Friday, May 15, 2009

Cheerio

I got up and decided that today is the day I become accountable for the calories I put into my mouth. Okay, backstory, my sister went on the Flat Belly Diet and looks and feels great and yes I am a little jealous. Not of her success, but of the fact that I STILL wince when I look at myself in pictures, and I'm betting that she doesn't, okay maybe she still does, but that's beside the point, or is it?

I measure my Cheerios, damn, I've been eating more than a normal portion and my milk is almost twice the desired amount. Okay, good data point, keep going.
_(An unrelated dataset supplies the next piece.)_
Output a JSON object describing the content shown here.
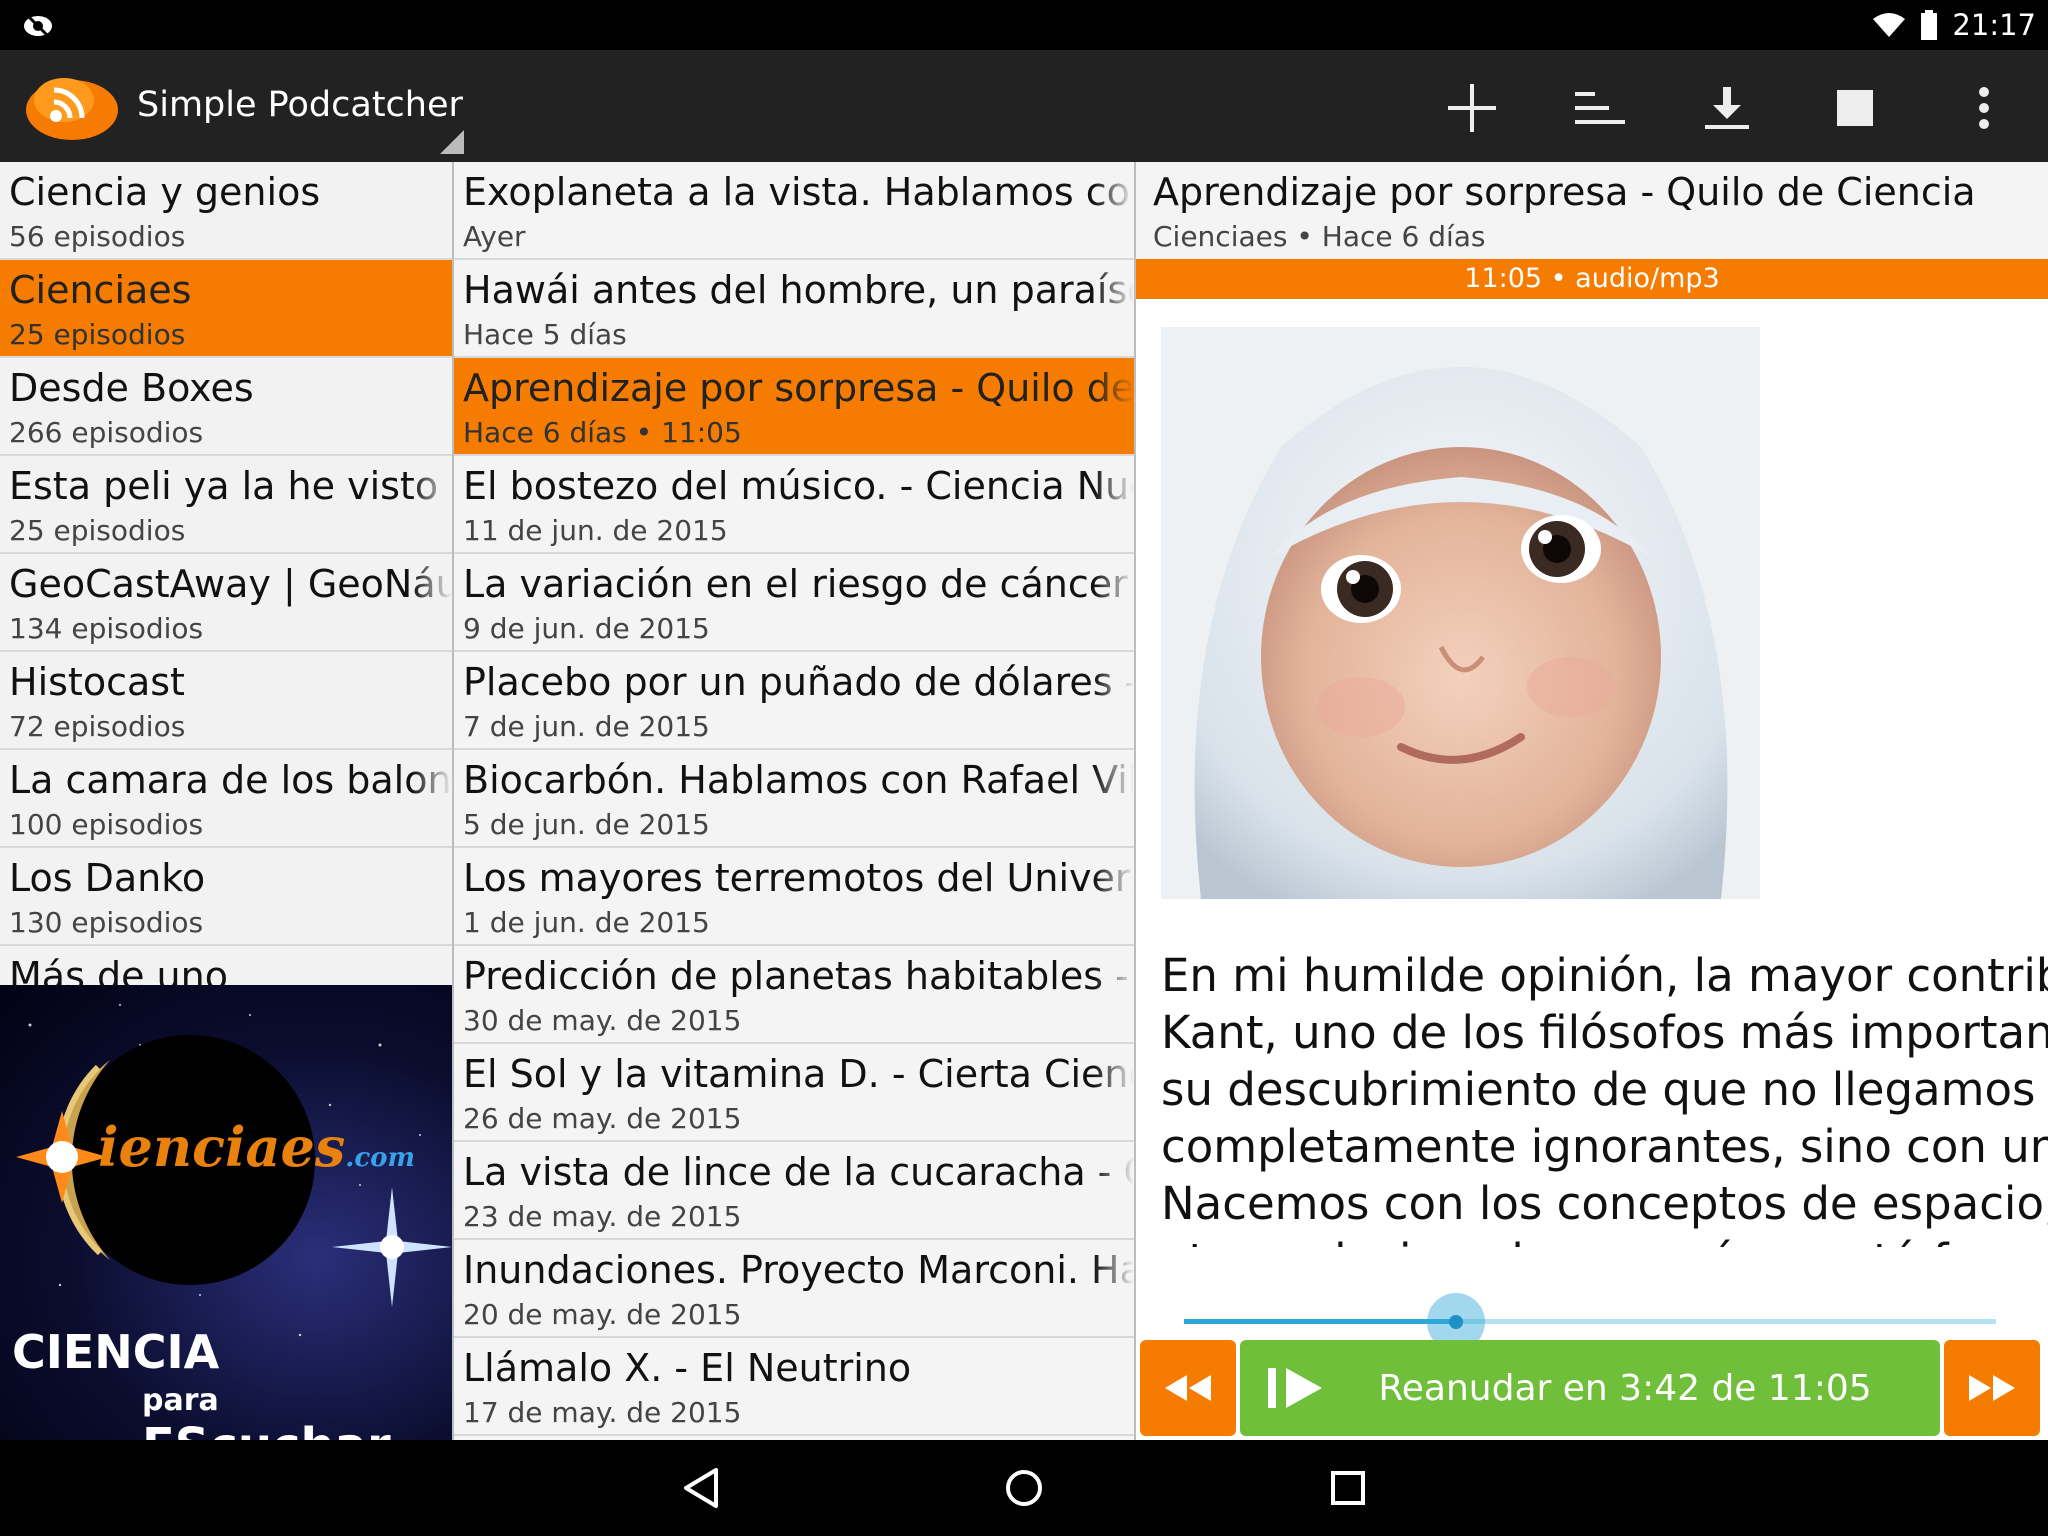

My goal for over a year has been to break into the 160's, I'll take 169.5. All those 12 hour days and 4 flights of stairs I ran up and down in Florida have provided me with an unexpected bonus, I am closer than ever to meeting that goal. So I figure if my sister (who never counted a calorie in her life) can do it, so can I.
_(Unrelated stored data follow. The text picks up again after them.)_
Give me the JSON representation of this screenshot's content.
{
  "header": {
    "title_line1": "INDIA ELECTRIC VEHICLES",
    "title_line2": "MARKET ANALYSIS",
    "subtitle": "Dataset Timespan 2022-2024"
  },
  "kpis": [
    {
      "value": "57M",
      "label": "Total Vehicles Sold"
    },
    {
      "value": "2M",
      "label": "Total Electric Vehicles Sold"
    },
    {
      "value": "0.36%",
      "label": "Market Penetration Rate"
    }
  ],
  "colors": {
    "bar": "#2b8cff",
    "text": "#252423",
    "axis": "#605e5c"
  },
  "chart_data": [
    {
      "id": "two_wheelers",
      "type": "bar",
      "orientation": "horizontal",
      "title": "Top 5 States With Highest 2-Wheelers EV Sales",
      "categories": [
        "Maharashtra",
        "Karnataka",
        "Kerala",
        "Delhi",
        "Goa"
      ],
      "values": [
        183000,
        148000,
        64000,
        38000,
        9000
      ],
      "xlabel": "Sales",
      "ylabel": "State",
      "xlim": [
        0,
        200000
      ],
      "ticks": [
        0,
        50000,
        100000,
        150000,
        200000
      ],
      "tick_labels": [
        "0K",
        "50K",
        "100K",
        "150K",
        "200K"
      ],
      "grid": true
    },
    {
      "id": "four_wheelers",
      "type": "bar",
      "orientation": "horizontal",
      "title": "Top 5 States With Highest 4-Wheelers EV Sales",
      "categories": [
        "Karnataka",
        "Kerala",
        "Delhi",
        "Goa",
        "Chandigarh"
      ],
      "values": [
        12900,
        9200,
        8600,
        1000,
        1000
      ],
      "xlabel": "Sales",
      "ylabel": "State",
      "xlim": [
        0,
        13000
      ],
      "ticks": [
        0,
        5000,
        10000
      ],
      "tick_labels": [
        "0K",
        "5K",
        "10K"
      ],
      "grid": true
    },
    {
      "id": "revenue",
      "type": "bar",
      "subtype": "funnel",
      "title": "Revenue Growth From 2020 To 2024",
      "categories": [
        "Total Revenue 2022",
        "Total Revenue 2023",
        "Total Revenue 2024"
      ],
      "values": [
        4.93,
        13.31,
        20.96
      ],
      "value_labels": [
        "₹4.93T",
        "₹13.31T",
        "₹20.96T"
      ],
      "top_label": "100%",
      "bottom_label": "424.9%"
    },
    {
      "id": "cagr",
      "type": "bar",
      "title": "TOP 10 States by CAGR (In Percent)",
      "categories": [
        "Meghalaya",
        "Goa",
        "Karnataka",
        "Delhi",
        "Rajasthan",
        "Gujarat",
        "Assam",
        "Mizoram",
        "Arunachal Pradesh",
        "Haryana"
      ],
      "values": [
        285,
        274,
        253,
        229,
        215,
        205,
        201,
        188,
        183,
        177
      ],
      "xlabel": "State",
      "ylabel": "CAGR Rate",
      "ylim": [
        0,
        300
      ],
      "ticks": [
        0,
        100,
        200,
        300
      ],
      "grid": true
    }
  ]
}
Realistically, I know I'll probably still wince when I see photos of myself. Heck, I wince at other people's plastic surgery faces. Most look frightenly freakish. Is that what I want? I'm guessing that wincing might just come with the aging territory. All my wisdom had to accumulate somewhere. I glance in the mirror, I'm pretty sure it's in my chins. I feel a lot smarter now.

1 comment:

Anonymous said...

I still don't like what I see in the mirror.